The idea is that we want to push flow from s to t through the j and w nodes such that each flow path going through some j node to a w node means that job j should be given to worker w. The capacity restrictions on the edges from s to j nodes ensures that at most one unit of flow enters the j node, so the job is only assigned at most once. The capacity restriction on the edges from the w nodes to the node t prevent each worker from being assigned too many times. Since all capacities are integral, an integral max flow exists from s to t, and so a max-flow in this graph corresponds to an assignments of jobs to workers that is legal and doesn't exceed any worker's maximum load. You can check whether all jobs are assigned by looking at the total flow in the graph; if it's equal to the number of jobs, they've all been assigned.
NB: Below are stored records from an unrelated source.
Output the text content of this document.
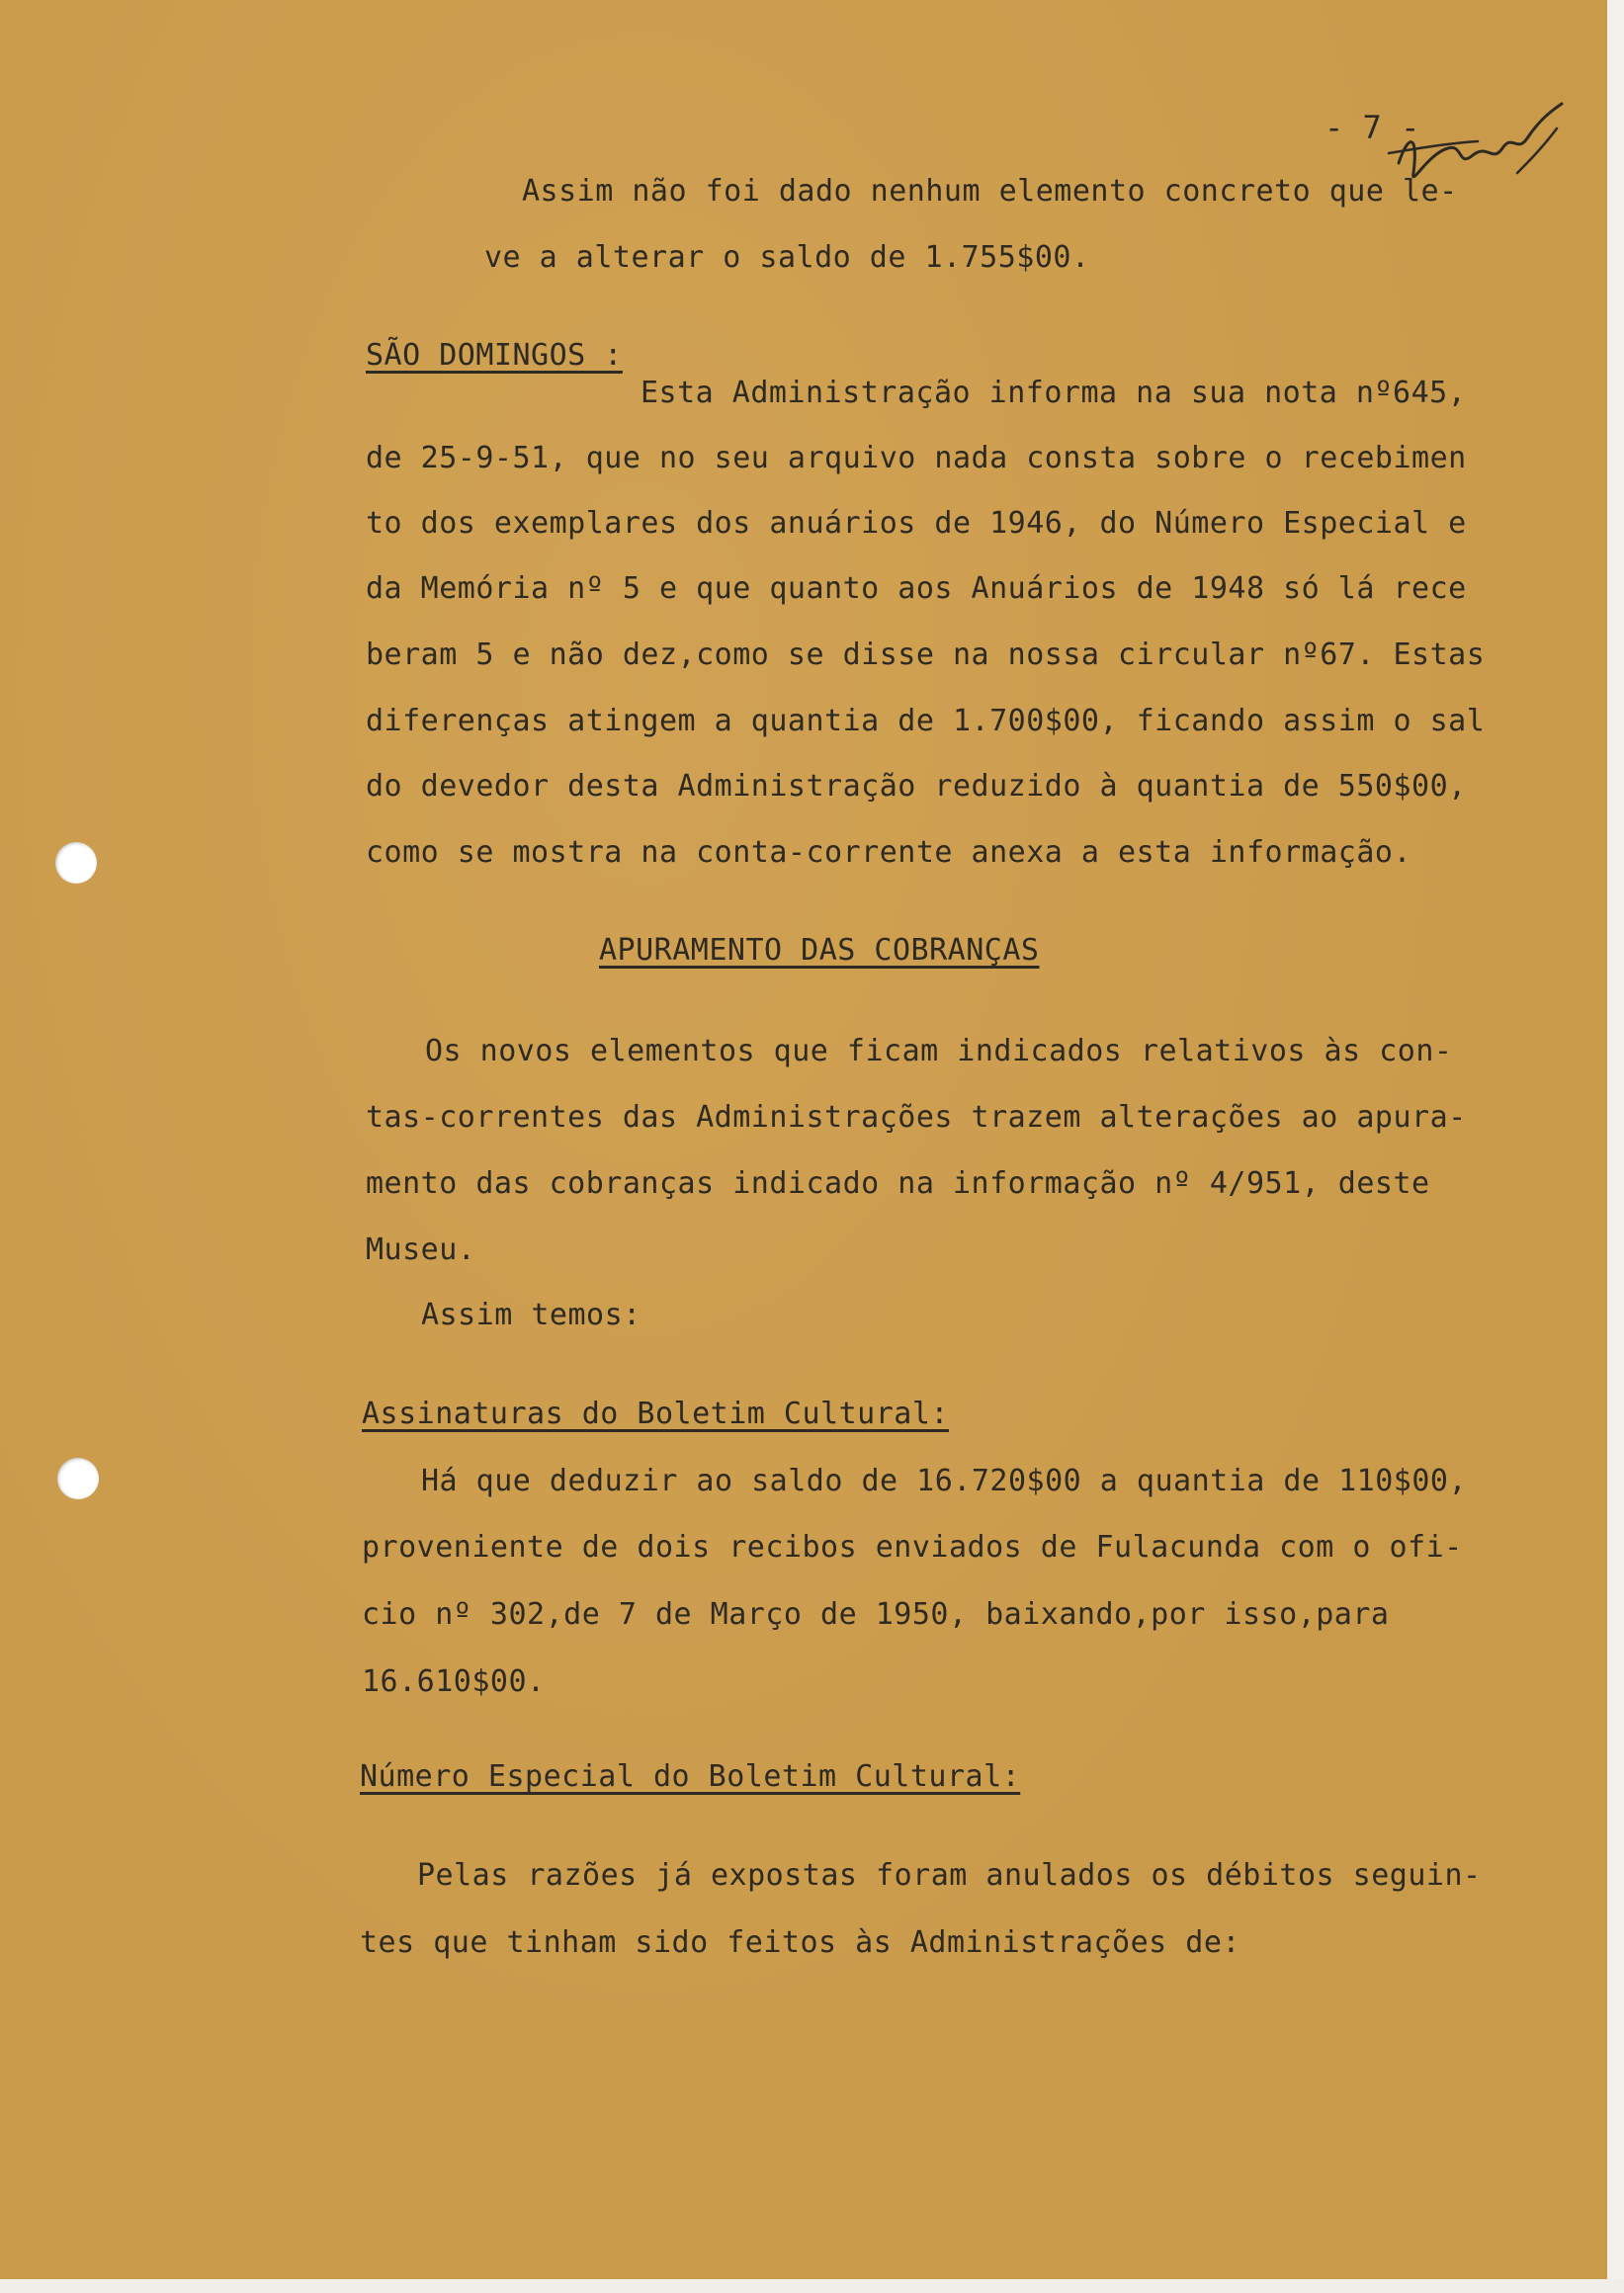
- 7 -
Assim não foi dado nenhum elemento concreto que le-
ve a alterar o saldo de 1.755$00.
SÃO DOMINGOS :
Esta Administração informa na sua nota nº645,
de 25-9-51, que no seu arquivo nada consta sobre o recebimen
to dos exemplares dos anuários de 1946, do Número Especial e
da Memória nº 5 e que quanto aos Anuários de 1948 só lá rece
beram 5 e não dez,como se disse na nossa circular nº67. Estas
diferenças atingem a quantia de 1.700$00, ficando assim o sal
do devedor desta Administração reduzido à quantia de 550$00,
como se mostra na conta-corrente anexa a esta informação.
APURAMENTO DAS COBRANÇAS
Os novos elementos que ficam indicados relativos às con-
tas-correntes das Administrações trazem alterações ao apura-
mento das cobranças indicado na informação nº 4/951, deste
Museu.
Assim temos:
Assinaturas do Boletim Cultural:
Há que deduzir ao saldo de 16.720$00 a quantia de 110$00,
proveniente de dois recibos enviados de Fulacunda com o ofi-
cio nº 302,de 7 de Março de 1950, baixando,por isso,para
16.610$00.
Número Especial do Boletim Cultural:
Pelas razões já expostas foram anulados os débitos seguin-
tes que tinham sido feitos às Administrações de:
This above construction, however, does nothing to balance worker loads. To fix this, we'll modify the construction a bit. Rather than having an edge from each w node to t, instead, for each w node, add two nodes to the graph, c and e, and connect them as follows. There is an edge from w_i to c_i with capacity k_i and cost zero, and an identical edge from c_i to t. There is also an edge from w_i to e_i with cost 1 and capacity m_i - k_i. There is also an edge from e_i to t with equal capacity and zero cost.
Intuitively, we haven't changed the amount of flow that leaves any w node, but we have changed how much that flow costs. Flow shunted to t via the c node is free, and so the worker can take on k_i jobs without incurring cost. Any jobs after that have to be routed through e, which costs one for each unit of flow crossing it. Finding a max-flow in this new graph still determines an assignment, but finding the min-cost max-flow in the graph finds the assignment that minimizes the excess jobs divvied up to workers.
Min-cost max flows can be solved in polynomial time with a few somewhat-well-known algorithms, so hopefully this is a useful answer!